Salvage logging and replanting began immediately. Last winter, we planted 456,000 new seedlings. Another three million will be planted this year and next.
However, last summer’s 402,274-acre Santiam Fire was far from the worst wildfire to burn on federal lands. By far the worst was northern California’s 1,032,648-acre August Complex. The lightning-caused, wind-driven fire blew 38 separate fires into one giant fire that raced across six counties and wasn’t contained until Nov. 11. It was twice the size of the 2002 Biscuit Fire, Oregon’s largest in modern history.
For perspective, we have to go back to 1910, the year the Big Burn destroyed three million acres in northern Idaho and western Montana, most of it in a 48-hour firestorm that leveled several towns. Eighty-six died, one more than the death toll in the 2018 Camp Fire, which destroyed Paradise, California.
Frankly, I think there is a Camp Fire in Oregon’s future. I also believe it will be much worse than the four Tillamook fires that burned some 350,000 acres in today’s Tillamook State Forest between 1933 and 1951.

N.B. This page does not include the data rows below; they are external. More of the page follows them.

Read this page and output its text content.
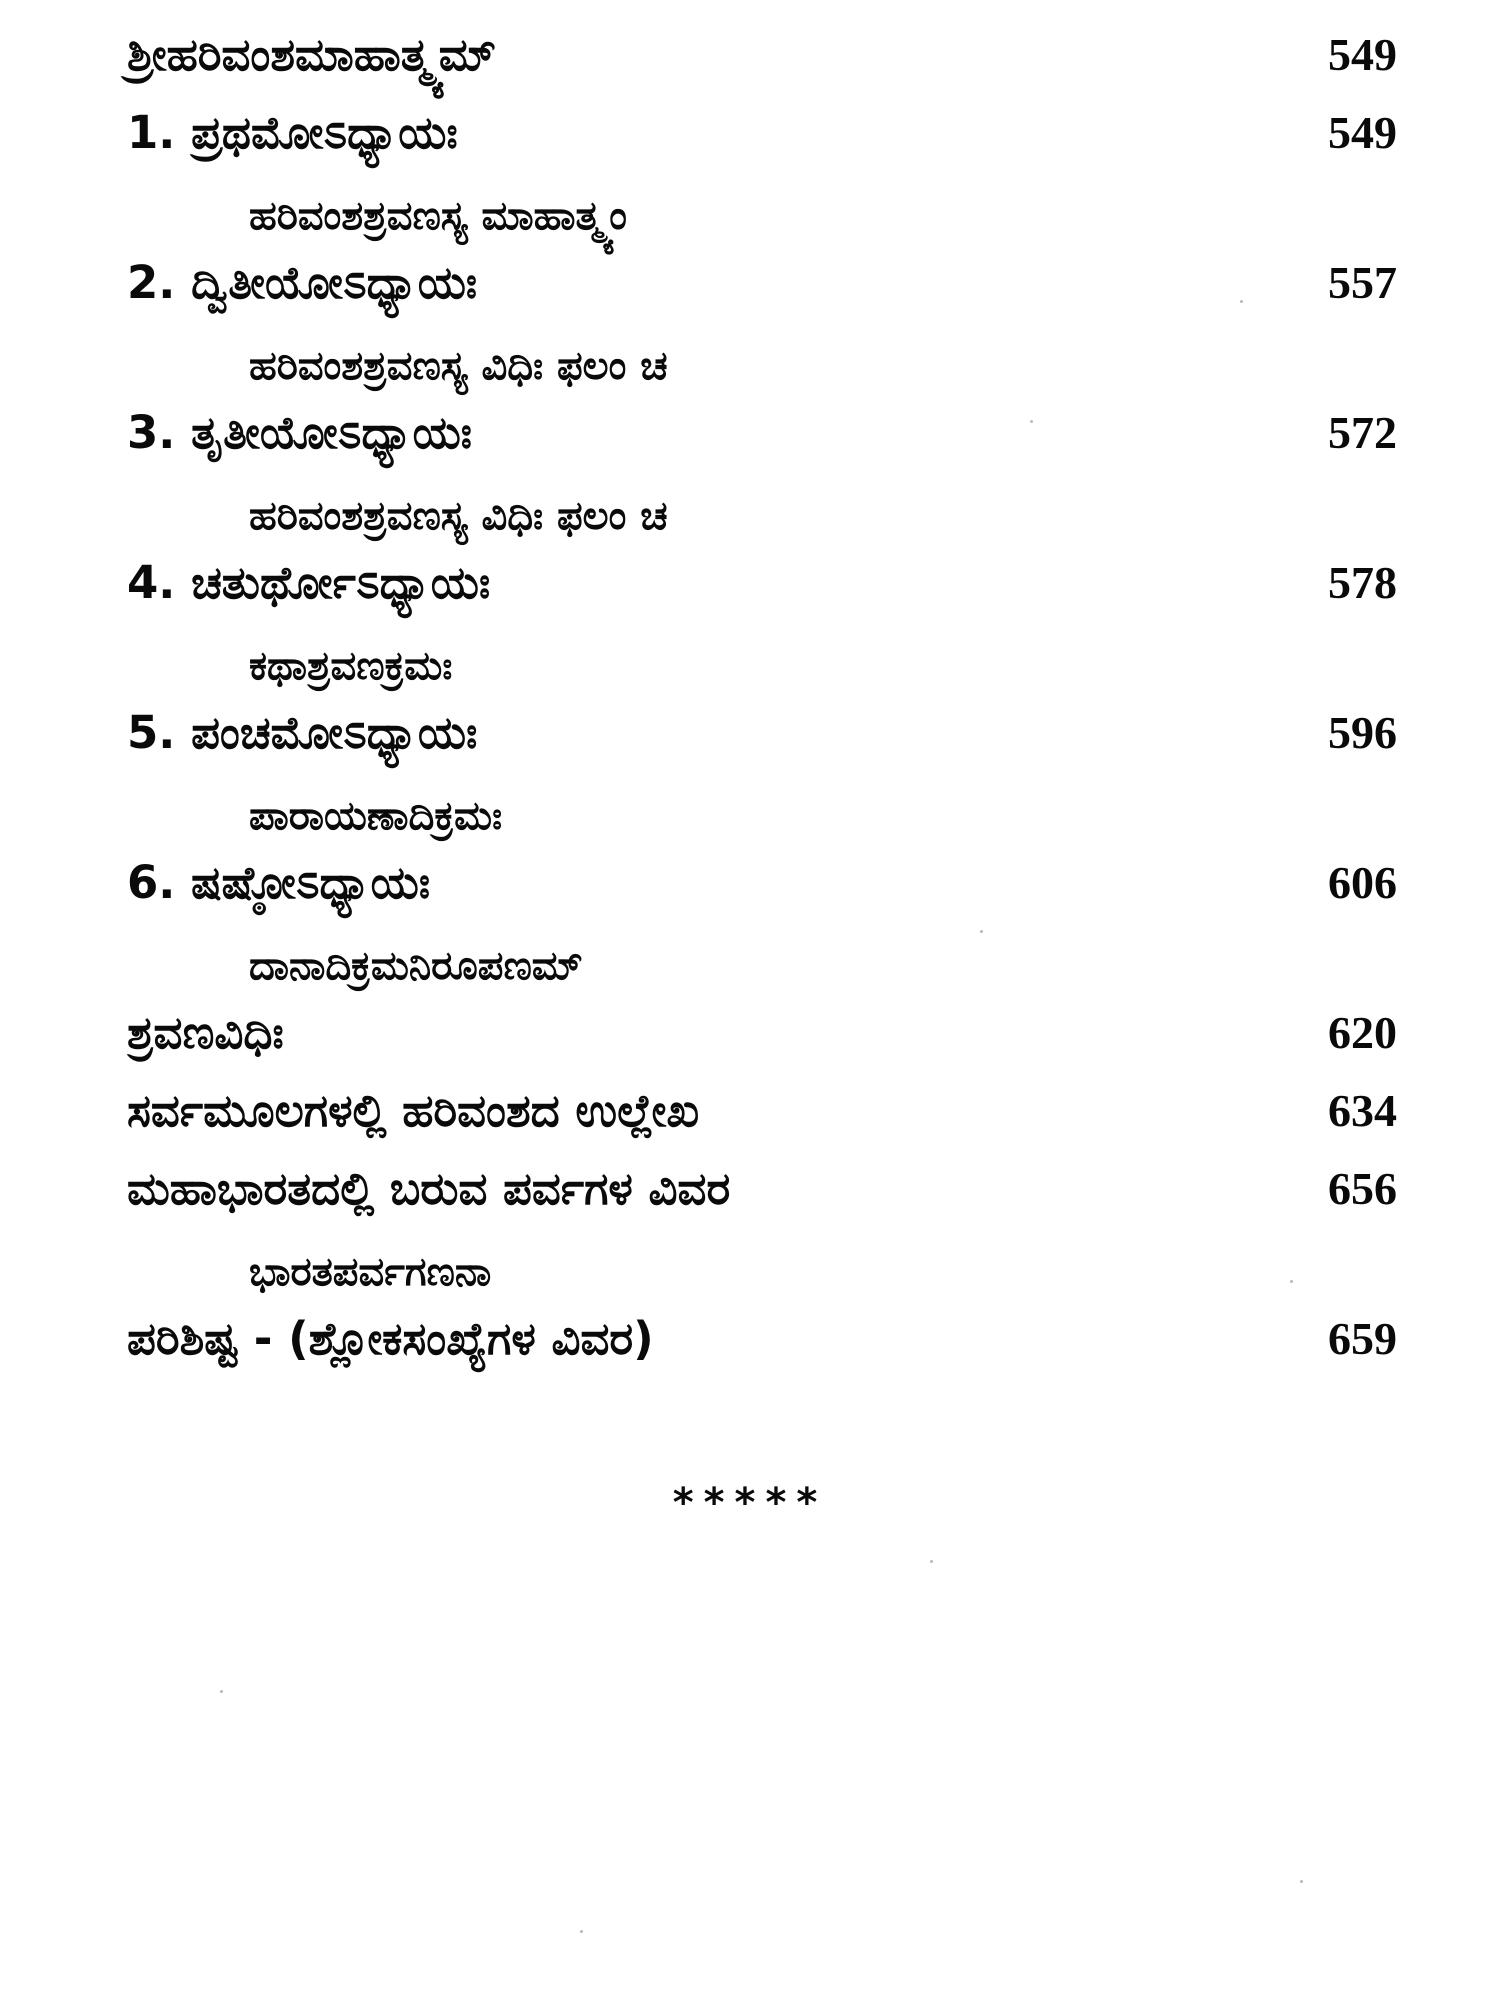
ಶ್ರೀಹರಿವಂಶಮಾಹಾತ್ಮ್ಯಮ್	549
1. ಪ್ರಥಮೋಽಧ್ಯಾಯಃ	549
ಹರಿವಂಶಶ್ರವಣಸ್ಯ ಮಾಹಾತ್ಮ್ಯಂ
2. ದ್ವಿತೀಯೋಽಧ್ಯಾಯಃ	557
ಹರಿವಂಶಶ್ರವಣಸ್ಯ ವಿಧಿಃ ಫಲಂ ಚ
3. ತೃತೀಯೋಽಧ್ಯಾಯಃ	572
ಹರಿವಂಶಶ್ರವಣಸ್ಯ ವಿಧಿಃ ಫಲಂ ಚ
4. ಚತುರ್ಥೋಽಧ್ಯಾಯಃ	578
ಕಥಾಶ್ರವಣಕ್ರಮಃ
5. ಪಂಚಮೋಽಧ್ಯಾಯಃ	596
ಪಾರಾಯಣಾದಿಕ್ರಮಃ
6. ಷಷ್ಠೋಽಧ್ಯಾಯಃ	606
ದಾನಾದಿಕ್ರಮನಿರೂಪಣಮ್
ಶ್ರವಣವಿಧಿಃ	620
ಸರ್ವಮೂಲಗಳಲ್ಲಿ ಹರಿವಂಶದ ಉಲ್ಲೇಖ	634
ಮಹಾಭಾರತದಲ್ಲಿ ಬರುವ ಪರ್ವಗಳ ವಿವರ	656
ಭಾರತಪರ್ವಗಣನಾ
ಪರಿಶಿಷ್ಟ - (ಶ್ಲೋಕಸಂಖ್ಯೆಗಳ ವಿವರ)	659
*****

Of great concern to our family is the long-running conversation about managed fire, a term given to “allowing fire to play its natural role in forests.” This is exactly what the Forest Service did in the Santiam Canyon in the days leading to the conflagration. The agency transferred a twin-rotor helicopter from nearby Gates to central Oregon. It had been flying water from the Detroit Reservoir to flare-ups near the Opal Creek Wilderness. Soon after, high winds drove the fire down the canyon.
Congress is again considering a proposal that would permit the Forest Service to expand its use of managed fire. Our reading of the National Environmental Policy Act suggests this is illegal because it constitutes a major federal action that can’t be initiated without an Environmental Impact Statement requiring years of study. It is clearly not a tool fire crews can use spur of the moment.
The only science-based tools the Forest Service can safely use to manage forest growth are thinning in forests that have grown too dense and intentionally setting prescribed fires that are generally used in combination with thinning.
There are millions of acres in the West’s national forests that need to be thinned before they die and burn. Unfortunately, many environmental groups oppose all forms of active forest management. For them, wildfire in the broader context of ecosystem management is the best choice. But the 30-year history of wildfire in the West makes it clear that this is a fool’s paradise.
From long years of experience with our own forests, I can tell you that none of the public’s forest restoration goals are achievable if the Forest Service does not first protect its trees from insect and disease infestations that are precursors to wildfire. Yes, fire can play a role when and where it can be safely used, but the Santiam Canyon is not one of those places. Nor is most of western Oregon.